Comic-books have, as ever, been ahead of the game. Super-powers have been "leaking" into the mainstream for some time: whereas old-school superheroes tended to be individuals chosen (by grace or some intelligent god-force) to be champions of the world, there's now a tendency for large-scale world-shaping events to guarantee everyone a metahuman party trick. The obvious starting-point for the new era of mass superhumanage was Alan Moore's Top Ten, although the capstone has probably been Marvel's "Spider Island", in which the entirity of Manhattan gains Spider-Man's abilities. As ever, though, the real test is what the comic-book parodies in the filmed media do. Heroes told you where this was going. And now, depending on what programme you watch and which home-cinema channel you subscribe to, anyone can turn out to be a superhero. The hapless guy who makes vacuous comments about his ex-girlfriend while defeating an extra-terrestrial enemy... the family next door, each of whom has a different power... Will Smith dressed as a tramp...

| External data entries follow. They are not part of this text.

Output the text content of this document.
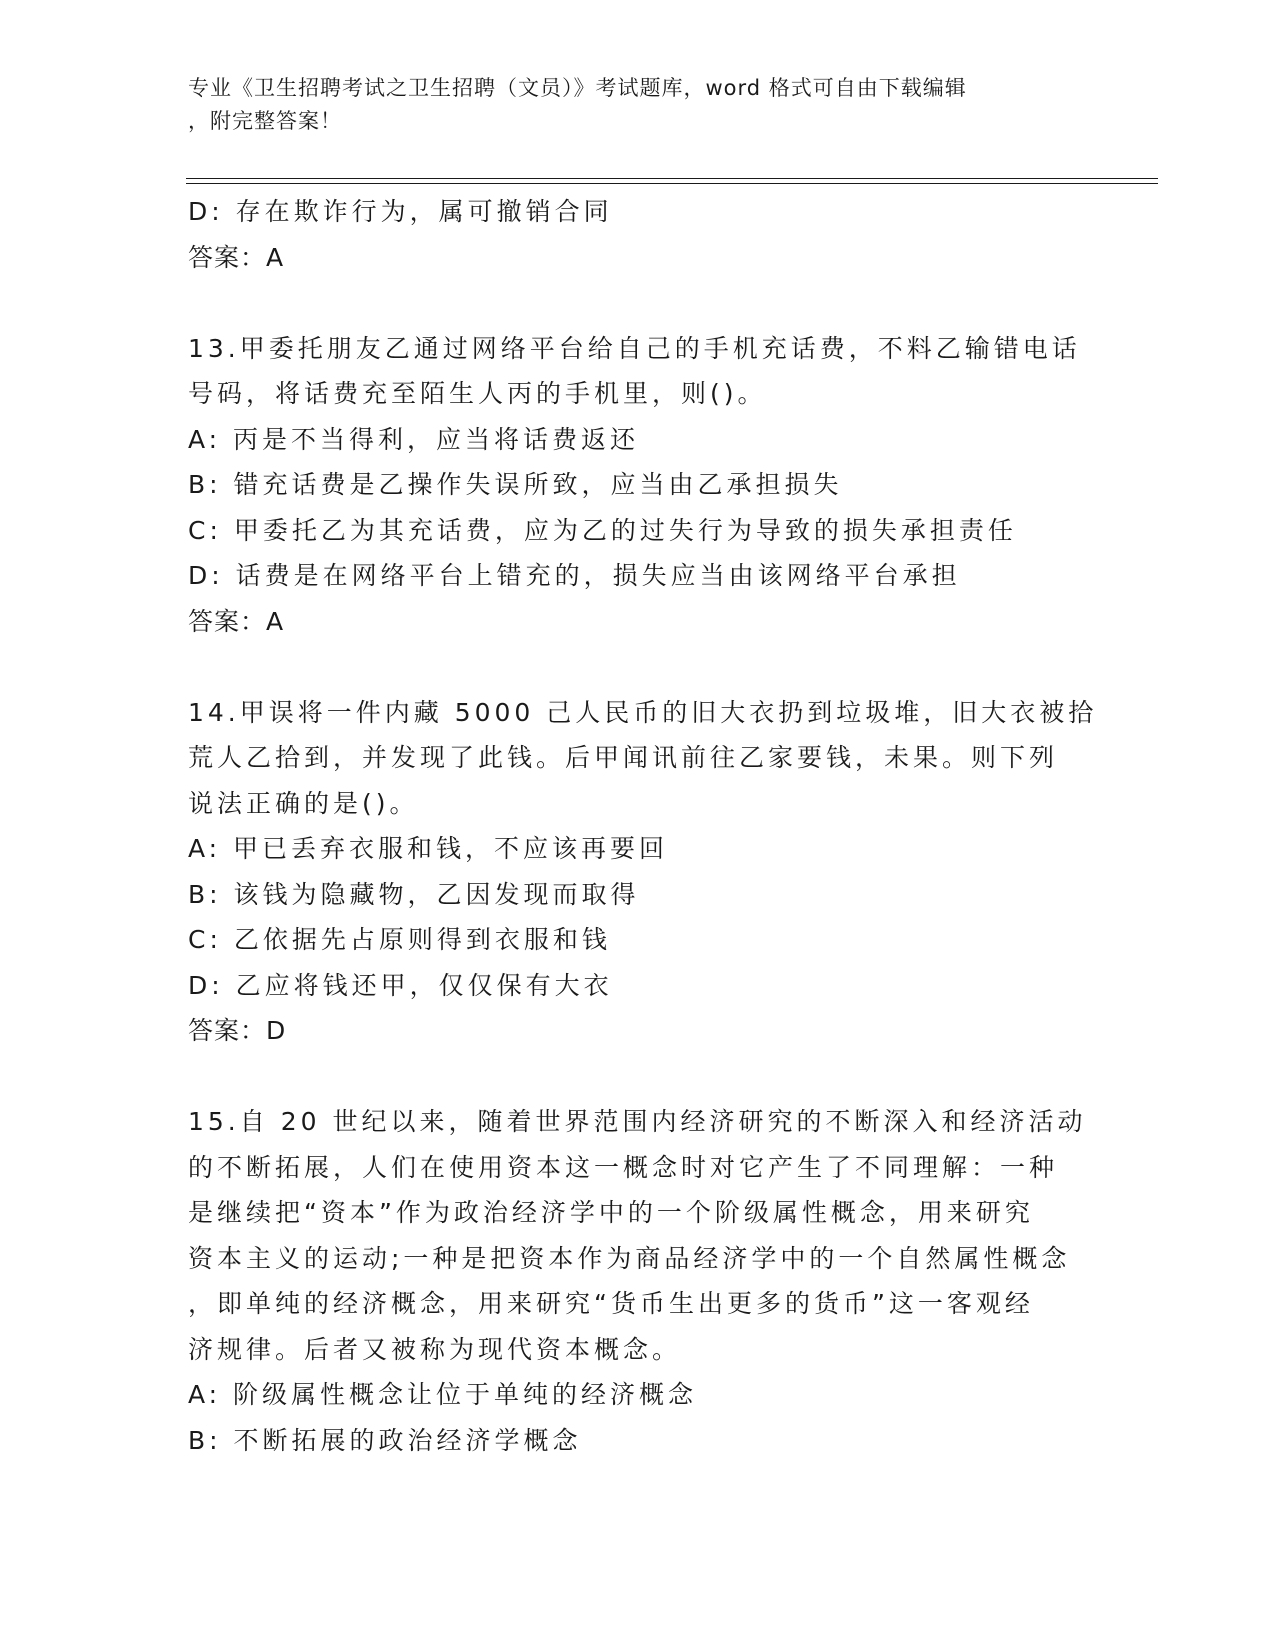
专业《卫生招聘考试之卫生招聘（文员）》考试题库，word 格式可自由下载编辑
，附完整答案！
D: 存在欺诈行为，属可撤销合同
答案：A
13.甲委托朋友乙通过网络平台给自己的手机充话费，不料乙输错电话
号码，将话费充至陌生人丙的手机里，则()。
A: 丙是不当得利，应当将话费返还
B: 错充话费是乙操作失误所致，应当由乙承担损失
C: 甲委托乙为其充话费，应为乙的过失行为导致的损失承担责任
D: 话费是在网络平台上错充的，损失应当由该网络平台承担
答案：A
14.甲误将一件内藏 5000 己人民币的旧大衣扔到垃圾堆，旧大衣被拾
荒人乙拾到，并发现了此钱。后甲闻讯前往乙家要钱，未果。则下列
说法正确的是()。
A: 甲已丢弃衣服和钱，不应该再要回
B: 该钱为隐藏物，乙因发现而取得
C: 乙依据先占原则得到衣服和钱
D: 乙应将钱还甲，仅仅保有大衣
答案：D
15.自 20 世纪以来，随着世界范围内经济研究的不断深入和经济活动
的不断拓展，人们在使用资本这一概念时对它产生了不同理解：一种
是继续把“资本”作为政治经济学中的一个阶级属性概念，用来研究
资本主义的运动;一种是把资本作为商品经济学中的一个自然属性概念
，即单纯的经济概念，用来研究“货币生出更多的货币”这一客观经
济规律。后者又被称为现代资本概念。
A: 阶级属性概念让位于单纯的经济概念
B: 不断拓展的政治经济学概念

And us, all of us. "Miracle Day" makes us all immortal. There's always been something intrinsically wrong with Captain Jack, even beyond the usual wrongness of those with fantastic natures, and it doesn't just stem from the arbitrary ending of "The Parting of the Ways". For an immortal, he's not prone to act much like an immortal. For someone who's been alive for millennia, he doesn't know much that we don't know. The description of him as a "fixed point" works: he's a singularity of smiling smugness. The description of him suffering for thousands upon thousands of years (consider what his brother does to him in "Exit Wounds") doesn't work at all: he's too full of anger to have learned the zen of aeons, too happy-go-lucky to fear endless imprisonment. With "Miracle Day", the world turns inside-out, but - even if this was never part of the original design - it always had to. We don't believe in this man as a hero. We don't believe in him as a chosen of the gods, even if those gods are a weird combination of Billie Piper and an ambiguous Bad Wolf. Not just because he's indistinguishable from the Saturday-night game-show host with John Barrowman's face, not just because anyone who watches Animals at Work might expect the devious mind behind the Three Families to be Cheeky Monkey. But because we can't believe in that power any more. Especially not in him.
And not in the one who currently claims to be the Doctor, either. As Tat Wood pointed out in About Time, the Doctor is perennially "passing": since 1963, he's been a Thing From Somewhere Else pretending to be human, and getting it slightly wrong. Scripts for the modern version try to play this up (sometimes absurdly so, particularly in the case of stories like "The Lodger", where he gets it so wrong that he seems to have no memory of twenty-first-century Earth whatsoever), yet the impression we get of the Smith version is a young man being wacky in order to look alien. It's the inverse of the previous ten sub-lives. At the same time, Moffat's vision is of the Doctor as an absolute legend, as that wonderful, superhuman being who will make monsters scared and shake the universe.
In other words, he's being presented to us as a definite hero, in a sense that the Greeks would have understood perfectly... when everyone else in the world is starting to grow out of the definite. However many other sins Torchwood has committed in its Espenson phase, Russell T. Davies got that much absolutely right.
We're all getting ready to be godlike now.